Christie’s and Hunt Auctions conducted the auction at Christie’s Rockefeller Galleries in New York with bidders also participating online and by phone. The auction opened on September 24 but the top end items saw the heaviest action during the final seconds. Curated over a 25-year period, the collection featured iconic players, teams, and moments in the history of Major League Baseball with specific focus on items of scarcity. The 246-lot auction generated $9,390,125.
The top selling item was the only known autographed photo of Joe Jackson known to exist. The black and white image of Jackson in his playing days with Cleveland more than a century ago was first sold in 2015 for $179,250. Now encapsulated with a Mint 9 autograph grade from PSA, the photo rocketed to over $1.4 million on Thursday—a record price for any sports photograph. It had been expected to bring less than one-third of that amount.
The 8″x 10″ photo, said to date from 1911, originated in the personal collection of early Cleveland Plain Dealer photographer Frank W. Smith. According to Heritage Auctions, which originally sold the photo in 2015, the original consignor’s husband purchased it, along with dozens of other baseball photos, from acquaintances of the Smith family for $15,000 in 2010.
“The ‘Shoeless’ Joe Jackson autographed photograph realized an exceptional, yet deserved, record price. The combination of unique scarcity, high condition grade, and unimpeachable primary source provenance all contributed to interest from bidders in the US and overseas,” stated David Hunt, President of Hunt Auctions.. “The results for the Jackson signed photo and other highlight items within the Extra Innings Collection illustrate a continued recognition of the historic sports memorabilia category as a leading investment.”

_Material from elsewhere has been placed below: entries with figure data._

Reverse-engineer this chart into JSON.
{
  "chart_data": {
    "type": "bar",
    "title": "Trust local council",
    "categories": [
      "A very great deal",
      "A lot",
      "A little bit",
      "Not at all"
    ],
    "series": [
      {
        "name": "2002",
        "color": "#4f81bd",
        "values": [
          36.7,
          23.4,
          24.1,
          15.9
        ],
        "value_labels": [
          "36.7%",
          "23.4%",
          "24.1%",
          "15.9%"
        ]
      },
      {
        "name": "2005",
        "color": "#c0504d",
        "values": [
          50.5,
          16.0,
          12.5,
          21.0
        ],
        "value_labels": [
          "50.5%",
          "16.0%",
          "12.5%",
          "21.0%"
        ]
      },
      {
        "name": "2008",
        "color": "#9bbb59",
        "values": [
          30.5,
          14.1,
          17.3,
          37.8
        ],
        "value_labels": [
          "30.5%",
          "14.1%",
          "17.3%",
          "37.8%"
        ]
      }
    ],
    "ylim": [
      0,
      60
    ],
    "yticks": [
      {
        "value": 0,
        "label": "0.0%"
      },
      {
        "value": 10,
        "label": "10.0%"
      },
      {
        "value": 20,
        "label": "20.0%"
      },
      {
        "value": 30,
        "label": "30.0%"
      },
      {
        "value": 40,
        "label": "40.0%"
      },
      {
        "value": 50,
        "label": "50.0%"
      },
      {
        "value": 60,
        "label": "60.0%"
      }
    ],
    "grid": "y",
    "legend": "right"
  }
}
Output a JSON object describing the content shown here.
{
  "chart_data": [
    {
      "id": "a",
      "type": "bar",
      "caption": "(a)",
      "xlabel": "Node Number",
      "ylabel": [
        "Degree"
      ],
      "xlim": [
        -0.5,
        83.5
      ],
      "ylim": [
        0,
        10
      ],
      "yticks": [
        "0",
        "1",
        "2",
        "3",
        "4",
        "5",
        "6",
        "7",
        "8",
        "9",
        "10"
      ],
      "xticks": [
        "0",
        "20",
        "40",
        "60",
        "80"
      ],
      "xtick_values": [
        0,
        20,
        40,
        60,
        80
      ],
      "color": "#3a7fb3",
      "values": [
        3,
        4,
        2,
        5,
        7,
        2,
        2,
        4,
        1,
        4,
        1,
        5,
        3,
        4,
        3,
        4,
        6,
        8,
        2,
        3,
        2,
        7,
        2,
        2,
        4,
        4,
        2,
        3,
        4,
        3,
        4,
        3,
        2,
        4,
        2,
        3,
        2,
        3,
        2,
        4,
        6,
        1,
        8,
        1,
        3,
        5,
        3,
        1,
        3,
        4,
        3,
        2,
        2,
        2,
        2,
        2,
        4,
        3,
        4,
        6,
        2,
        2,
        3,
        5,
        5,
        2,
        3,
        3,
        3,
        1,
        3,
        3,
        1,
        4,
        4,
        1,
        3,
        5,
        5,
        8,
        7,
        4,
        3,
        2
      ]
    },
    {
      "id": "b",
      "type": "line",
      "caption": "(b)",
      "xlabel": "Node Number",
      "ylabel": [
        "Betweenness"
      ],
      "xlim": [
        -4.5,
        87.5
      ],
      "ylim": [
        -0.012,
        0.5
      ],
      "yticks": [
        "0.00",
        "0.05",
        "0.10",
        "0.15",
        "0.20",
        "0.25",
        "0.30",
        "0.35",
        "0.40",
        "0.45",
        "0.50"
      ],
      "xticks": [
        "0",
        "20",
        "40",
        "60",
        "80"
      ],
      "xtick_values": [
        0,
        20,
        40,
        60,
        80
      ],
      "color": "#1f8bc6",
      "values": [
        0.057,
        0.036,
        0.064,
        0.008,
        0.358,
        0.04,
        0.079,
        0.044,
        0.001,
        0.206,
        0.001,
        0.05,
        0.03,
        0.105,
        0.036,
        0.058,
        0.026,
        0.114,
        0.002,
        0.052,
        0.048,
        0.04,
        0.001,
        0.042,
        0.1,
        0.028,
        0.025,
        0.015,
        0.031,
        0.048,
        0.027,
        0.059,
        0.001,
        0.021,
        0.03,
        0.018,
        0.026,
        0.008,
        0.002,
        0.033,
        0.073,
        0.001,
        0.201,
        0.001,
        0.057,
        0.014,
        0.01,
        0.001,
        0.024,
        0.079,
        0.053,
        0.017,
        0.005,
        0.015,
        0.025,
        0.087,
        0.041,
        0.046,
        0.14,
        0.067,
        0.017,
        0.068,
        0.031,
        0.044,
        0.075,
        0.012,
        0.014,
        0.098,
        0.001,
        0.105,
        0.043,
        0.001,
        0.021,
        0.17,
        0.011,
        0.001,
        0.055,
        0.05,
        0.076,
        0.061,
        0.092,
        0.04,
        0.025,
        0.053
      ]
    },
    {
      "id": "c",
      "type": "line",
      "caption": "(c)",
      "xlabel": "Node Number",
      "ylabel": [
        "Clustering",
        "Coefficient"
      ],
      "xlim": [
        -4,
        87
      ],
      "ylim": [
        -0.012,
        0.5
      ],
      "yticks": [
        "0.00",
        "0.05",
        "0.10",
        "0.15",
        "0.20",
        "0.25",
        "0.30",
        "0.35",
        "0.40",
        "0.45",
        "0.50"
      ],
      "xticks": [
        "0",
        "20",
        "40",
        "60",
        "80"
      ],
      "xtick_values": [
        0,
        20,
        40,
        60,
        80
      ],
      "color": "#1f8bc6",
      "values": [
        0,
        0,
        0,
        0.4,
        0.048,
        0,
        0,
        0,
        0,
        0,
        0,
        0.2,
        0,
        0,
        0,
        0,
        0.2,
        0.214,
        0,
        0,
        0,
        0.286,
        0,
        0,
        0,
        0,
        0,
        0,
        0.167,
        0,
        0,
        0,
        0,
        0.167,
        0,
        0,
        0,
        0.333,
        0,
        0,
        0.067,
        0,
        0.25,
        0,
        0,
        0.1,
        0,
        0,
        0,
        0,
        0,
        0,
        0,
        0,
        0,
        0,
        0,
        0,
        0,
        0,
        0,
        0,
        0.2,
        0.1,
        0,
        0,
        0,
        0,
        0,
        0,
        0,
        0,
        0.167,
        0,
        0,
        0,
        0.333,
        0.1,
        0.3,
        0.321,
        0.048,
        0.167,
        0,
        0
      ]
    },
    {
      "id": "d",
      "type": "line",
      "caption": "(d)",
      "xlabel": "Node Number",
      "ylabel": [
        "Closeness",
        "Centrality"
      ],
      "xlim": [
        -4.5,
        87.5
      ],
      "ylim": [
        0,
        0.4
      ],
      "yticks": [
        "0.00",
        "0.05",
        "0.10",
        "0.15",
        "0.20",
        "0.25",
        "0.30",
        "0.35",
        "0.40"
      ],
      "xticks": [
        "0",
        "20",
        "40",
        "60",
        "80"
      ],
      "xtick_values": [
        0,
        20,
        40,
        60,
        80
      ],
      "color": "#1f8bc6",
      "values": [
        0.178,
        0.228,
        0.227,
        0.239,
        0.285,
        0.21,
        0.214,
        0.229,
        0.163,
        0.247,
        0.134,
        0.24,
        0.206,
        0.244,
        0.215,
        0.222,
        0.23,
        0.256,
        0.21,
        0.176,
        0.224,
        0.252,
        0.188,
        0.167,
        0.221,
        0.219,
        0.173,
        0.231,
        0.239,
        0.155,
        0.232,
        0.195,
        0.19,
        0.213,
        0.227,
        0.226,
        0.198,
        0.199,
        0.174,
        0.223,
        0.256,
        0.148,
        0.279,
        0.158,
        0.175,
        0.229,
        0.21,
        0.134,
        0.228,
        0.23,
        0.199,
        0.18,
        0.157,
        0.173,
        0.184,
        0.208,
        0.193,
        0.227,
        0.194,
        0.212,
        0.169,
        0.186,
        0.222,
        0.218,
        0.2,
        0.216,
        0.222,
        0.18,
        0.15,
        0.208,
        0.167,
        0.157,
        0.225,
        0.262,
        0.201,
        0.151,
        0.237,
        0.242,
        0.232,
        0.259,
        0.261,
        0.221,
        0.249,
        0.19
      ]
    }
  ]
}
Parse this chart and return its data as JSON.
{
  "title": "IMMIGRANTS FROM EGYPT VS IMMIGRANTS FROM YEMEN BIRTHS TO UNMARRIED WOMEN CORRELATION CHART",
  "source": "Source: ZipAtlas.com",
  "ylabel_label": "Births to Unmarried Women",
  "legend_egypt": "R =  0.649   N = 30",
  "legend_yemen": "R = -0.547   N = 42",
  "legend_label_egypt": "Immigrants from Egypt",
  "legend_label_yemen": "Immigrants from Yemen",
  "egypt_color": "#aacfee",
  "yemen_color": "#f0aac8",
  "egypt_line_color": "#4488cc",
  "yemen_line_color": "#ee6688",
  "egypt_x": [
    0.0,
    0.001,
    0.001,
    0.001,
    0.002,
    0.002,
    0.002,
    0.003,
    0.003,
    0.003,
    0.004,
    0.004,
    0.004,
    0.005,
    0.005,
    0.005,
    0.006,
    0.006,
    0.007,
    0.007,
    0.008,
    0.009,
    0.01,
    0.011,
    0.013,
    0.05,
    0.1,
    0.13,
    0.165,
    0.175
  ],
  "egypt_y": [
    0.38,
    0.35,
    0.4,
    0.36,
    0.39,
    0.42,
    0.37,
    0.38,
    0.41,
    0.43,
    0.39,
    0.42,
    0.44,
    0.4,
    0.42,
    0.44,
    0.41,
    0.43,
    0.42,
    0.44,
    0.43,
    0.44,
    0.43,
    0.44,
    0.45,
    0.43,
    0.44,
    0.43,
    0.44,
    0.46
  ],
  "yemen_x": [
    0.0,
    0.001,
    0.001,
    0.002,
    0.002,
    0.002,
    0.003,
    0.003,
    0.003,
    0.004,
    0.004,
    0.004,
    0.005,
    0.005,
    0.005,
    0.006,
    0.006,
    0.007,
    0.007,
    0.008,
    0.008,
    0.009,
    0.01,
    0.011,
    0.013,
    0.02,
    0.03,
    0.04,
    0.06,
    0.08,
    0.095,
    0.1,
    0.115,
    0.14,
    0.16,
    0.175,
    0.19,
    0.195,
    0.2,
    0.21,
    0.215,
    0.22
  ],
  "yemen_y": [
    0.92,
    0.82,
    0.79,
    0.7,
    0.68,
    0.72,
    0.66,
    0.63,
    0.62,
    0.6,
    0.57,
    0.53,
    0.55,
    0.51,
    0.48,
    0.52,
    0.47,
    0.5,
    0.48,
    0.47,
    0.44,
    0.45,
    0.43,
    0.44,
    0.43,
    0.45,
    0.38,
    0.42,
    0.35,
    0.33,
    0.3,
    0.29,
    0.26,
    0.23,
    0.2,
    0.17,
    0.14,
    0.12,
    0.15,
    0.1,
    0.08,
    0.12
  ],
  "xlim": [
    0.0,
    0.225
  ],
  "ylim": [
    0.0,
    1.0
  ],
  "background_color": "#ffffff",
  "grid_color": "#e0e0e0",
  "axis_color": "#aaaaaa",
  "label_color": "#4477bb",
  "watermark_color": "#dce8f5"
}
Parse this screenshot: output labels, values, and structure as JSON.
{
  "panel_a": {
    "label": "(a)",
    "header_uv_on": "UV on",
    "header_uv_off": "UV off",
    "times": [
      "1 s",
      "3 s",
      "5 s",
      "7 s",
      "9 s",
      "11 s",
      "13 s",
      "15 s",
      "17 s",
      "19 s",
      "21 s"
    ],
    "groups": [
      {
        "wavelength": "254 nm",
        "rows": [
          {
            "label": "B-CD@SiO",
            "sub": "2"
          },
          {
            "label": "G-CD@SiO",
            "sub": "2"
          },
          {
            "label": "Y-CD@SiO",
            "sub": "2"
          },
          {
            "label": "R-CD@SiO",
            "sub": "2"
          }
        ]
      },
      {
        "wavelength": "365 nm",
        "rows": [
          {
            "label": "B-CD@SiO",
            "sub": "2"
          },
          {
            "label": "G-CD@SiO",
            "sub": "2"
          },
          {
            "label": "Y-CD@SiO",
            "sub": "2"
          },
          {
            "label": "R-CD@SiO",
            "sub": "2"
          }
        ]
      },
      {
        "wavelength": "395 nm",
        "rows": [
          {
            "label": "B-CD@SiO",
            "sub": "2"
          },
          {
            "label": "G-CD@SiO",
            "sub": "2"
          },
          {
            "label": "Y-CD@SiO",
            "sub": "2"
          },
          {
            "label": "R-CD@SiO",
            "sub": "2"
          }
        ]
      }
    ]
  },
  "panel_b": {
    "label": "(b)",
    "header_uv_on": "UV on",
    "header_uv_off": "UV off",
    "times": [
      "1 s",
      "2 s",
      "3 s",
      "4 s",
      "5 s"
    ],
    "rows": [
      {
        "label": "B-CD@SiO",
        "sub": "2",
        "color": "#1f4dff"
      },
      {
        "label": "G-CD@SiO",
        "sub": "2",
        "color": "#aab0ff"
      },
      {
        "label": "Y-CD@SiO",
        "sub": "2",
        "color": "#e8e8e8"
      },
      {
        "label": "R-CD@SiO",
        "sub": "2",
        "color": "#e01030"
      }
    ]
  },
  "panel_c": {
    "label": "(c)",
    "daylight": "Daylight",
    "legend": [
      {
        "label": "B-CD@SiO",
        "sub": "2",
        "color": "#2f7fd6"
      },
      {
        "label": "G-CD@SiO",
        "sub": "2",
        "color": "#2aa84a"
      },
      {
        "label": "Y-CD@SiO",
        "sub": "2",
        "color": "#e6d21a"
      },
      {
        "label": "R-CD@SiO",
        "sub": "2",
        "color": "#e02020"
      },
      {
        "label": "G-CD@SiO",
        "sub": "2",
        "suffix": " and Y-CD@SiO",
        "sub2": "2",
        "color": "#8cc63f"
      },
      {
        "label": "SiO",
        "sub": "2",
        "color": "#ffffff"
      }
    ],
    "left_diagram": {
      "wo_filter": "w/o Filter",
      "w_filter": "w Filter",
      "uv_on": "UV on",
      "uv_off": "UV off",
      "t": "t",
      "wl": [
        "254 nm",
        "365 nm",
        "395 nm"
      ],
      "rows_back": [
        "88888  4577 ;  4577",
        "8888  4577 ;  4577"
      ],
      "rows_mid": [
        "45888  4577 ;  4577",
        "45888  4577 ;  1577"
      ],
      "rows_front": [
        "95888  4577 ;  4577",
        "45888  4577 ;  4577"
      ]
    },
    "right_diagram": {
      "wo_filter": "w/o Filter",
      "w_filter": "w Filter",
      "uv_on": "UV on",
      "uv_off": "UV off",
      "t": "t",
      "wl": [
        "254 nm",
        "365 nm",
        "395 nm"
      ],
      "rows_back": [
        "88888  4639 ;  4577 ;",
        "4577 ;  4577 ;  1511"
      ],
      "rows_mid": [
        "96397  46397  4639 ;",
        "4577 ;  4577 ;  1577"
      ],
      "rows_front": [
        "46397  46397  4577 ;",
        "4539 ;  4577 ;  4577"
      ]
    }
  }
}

Also crossing the seven-figure mark on Thursday was a game-used Babe Ruth bat, one dating to his New York Yankees career in the late 1920s. The bat included eight “home run notches” believed to have been carved into the wood by Ruth himself. The bat sold for $1,050,000.
“Last season I started a stunt which gave the boys quite a laugh for a long time. I started “notching” my bats for home runs, like the old gunmen used to notch their guns when they killed a man,” Ruth recalled at the time. “Every time I would hit a home run I would cut a notch in the bat handle of the club I had used.”
Another bat from a pre-World War II era star—this one a Honus Wagner game model dating to the 1910s—got the heavy action started Thursday morning when it sold for $437,500.
A collection of items from the life and career of Joe DiMaggio were also featured including a personal, handwritten letter to wife Marilyn Monroe in the 1950s. The photo sold for $525,000, more than five times the pre-sale estimate.
A group of rare early Hall of Fame postcards autographed by the players, combined to sell for more than $300,000 including one of Ruth that went for $150,000.
A 1920s Ruth barnstorming cap netted $350,000, a signed Christy Mathewson 1911 photo went for $137,500 and Pete Rose’s own copy of the five-page document that banned him from baseball for life in 1989, signed by Rose and commissioner Bart Giamatti, sold for $150,000.
Among the trading cards sold Thursday was a signed copy of Lou Gehrig’s 1925 Exhibit rookie postcard which netted $687,500, an SGC 9 1933 Goudey Gehrig ($175,000), a 1928 Ruth signed Exhibit ($175,000O), and a 1910 E90-1 Jackson rookie graded SGC 5 ($212,500).